Cardiac remodeling in aortic and mitral valve disease: a simulation study with clinical validation

Remodeling is an important long-term determinant of cardiac function throughout the progression of heart disease. Numerous biomolecular pathways for mechanosensing and transduction are involved. However, we hypothesize that biomechanical factors alone can explain changes in myocardial volume and chamber size in valve disease. A validated model of the human vasculature and the four cardiac chambers was used to simulate aortic stenosis, mitral regurgitation, and aortic regurgitation. Remodeling was simulated with adaptive feedback preserving myocardial fiber stress and wall shear stress in all four cardiac chambers. Briefly, the model used myocardial fiber stress to determine wall thickness and cardiac chamber wall shear stress to determine chamber volume. Aortic stenosis resulted in the development of concentric left ventricular hypertrophy. Aortic and mitral regurgitation resulted in eccentric remodeling and eccentric hypertrophy, with more pronounced hypertrophy for aortic regurgitation. Comparisons with published clinical data showed the same direction and similar magnitudes of changes in end-diastolic volume index and left ventricular diameters.
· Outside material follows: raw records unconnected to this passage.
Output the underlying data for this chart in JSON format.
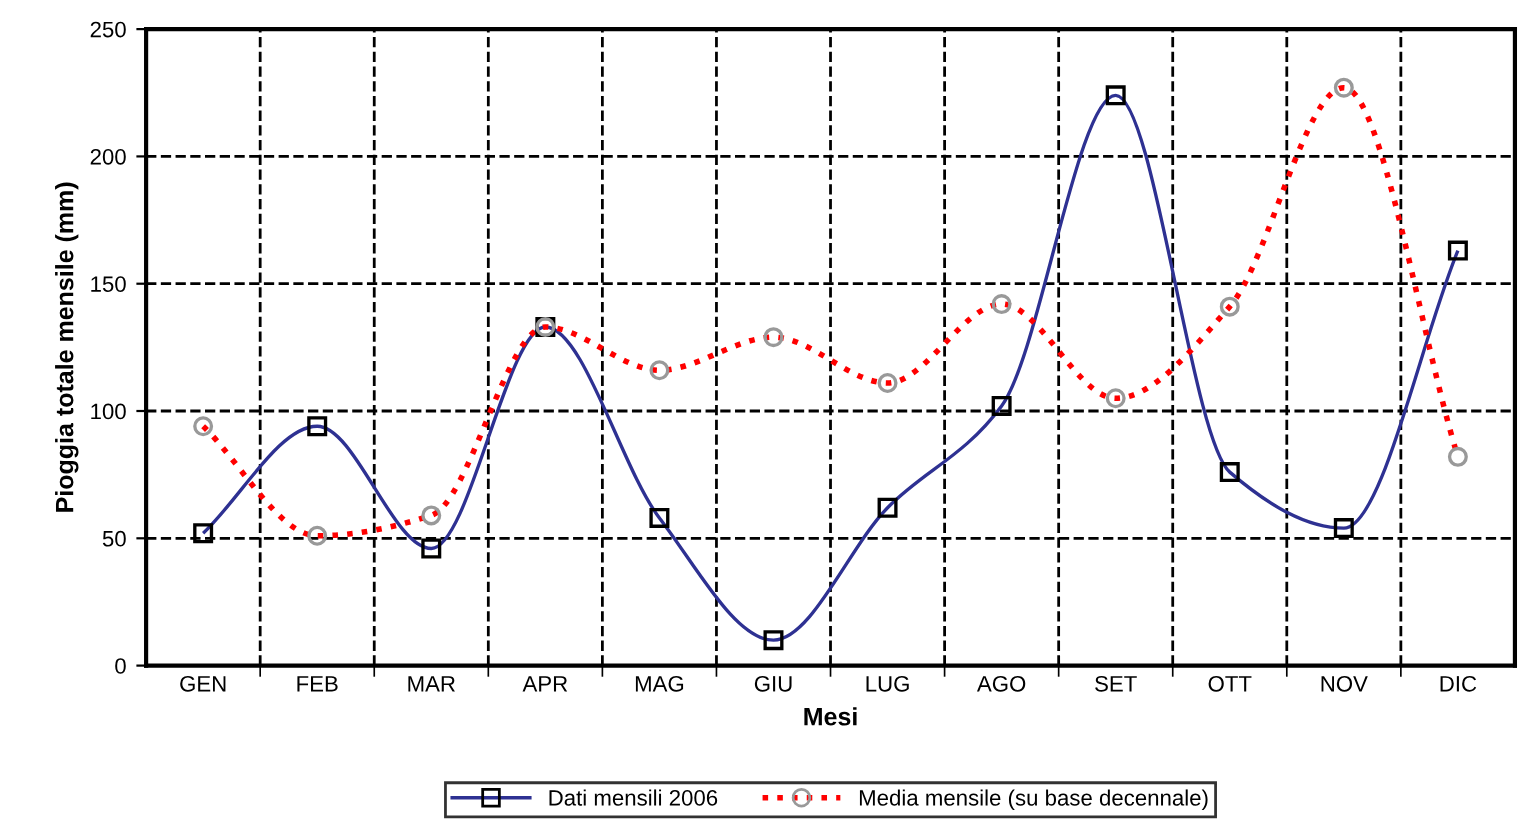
{
  "chart_data": {
    "type": "line",
    "xlabel": "Mesi",
    "ylabel": "Pioggia totale mensile (mm)",
    "categories": [
      "GEN",
      "FEB",
      "MAR",
      "APR",
      "MAG",
      "GIU",
      "LUG",
      "AGO",
      "SET",
      "OTT",
      "NOV",
      "DIC"
    ],
    "series": [
      {
        "name": "Dati mensili 2006",
        "color": "#2e3192",
        "marker": "square",
        "line_style": "solid",
        "values": [
          52,
          94,
          46,
          133,
          58,
          10,
          62,
          102,
          224,
          76,
          54,
          163
        ]
      },
      {
        "name": "Media mensile (su base decennale)",
        "color": "#ff0000",
        "marker": "circle",
        "line_style": "dotted",
        "values": [
          94,
          51,
          59,
          133,
          116,
          129,
          111,
          142,
          105,
          141,
          227,
          82
        ]
      }
    ],
    "ylim": [
      0,
      250
    ],
    "yticks": [
      0,
      50,
      100,
      150,
      200,
      250
    ],
    "grid": true,
    "legend": "bottom"
  }
}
Changes in myocardial wall volume and wall thickness were within a realistic range in both stenotic and regurgitant valvular disease. Simulations of remodeling in left-sided valvular disease support, in both a qualitative and quantitative manner, that left ventricular chamber size and hypertrophy are primarily determined by preservation of wall shear stress and myocardial fiber stress. NEW & NOTEWORTHY Cardiovascular simulations with adaptive feedback that normalizes wall shear stress and fiber stress in the cardiac chambers could predict, in a quantitative and qualitative manner, remodeling patterns seen in patients with left-sided valvular disease. This highlights how mechanical stress remains a fundamental aspect of cardiac remodeling. This in silico study validated with clinical data paves the way for future patient-specific predictions of remodeling in valvular disease.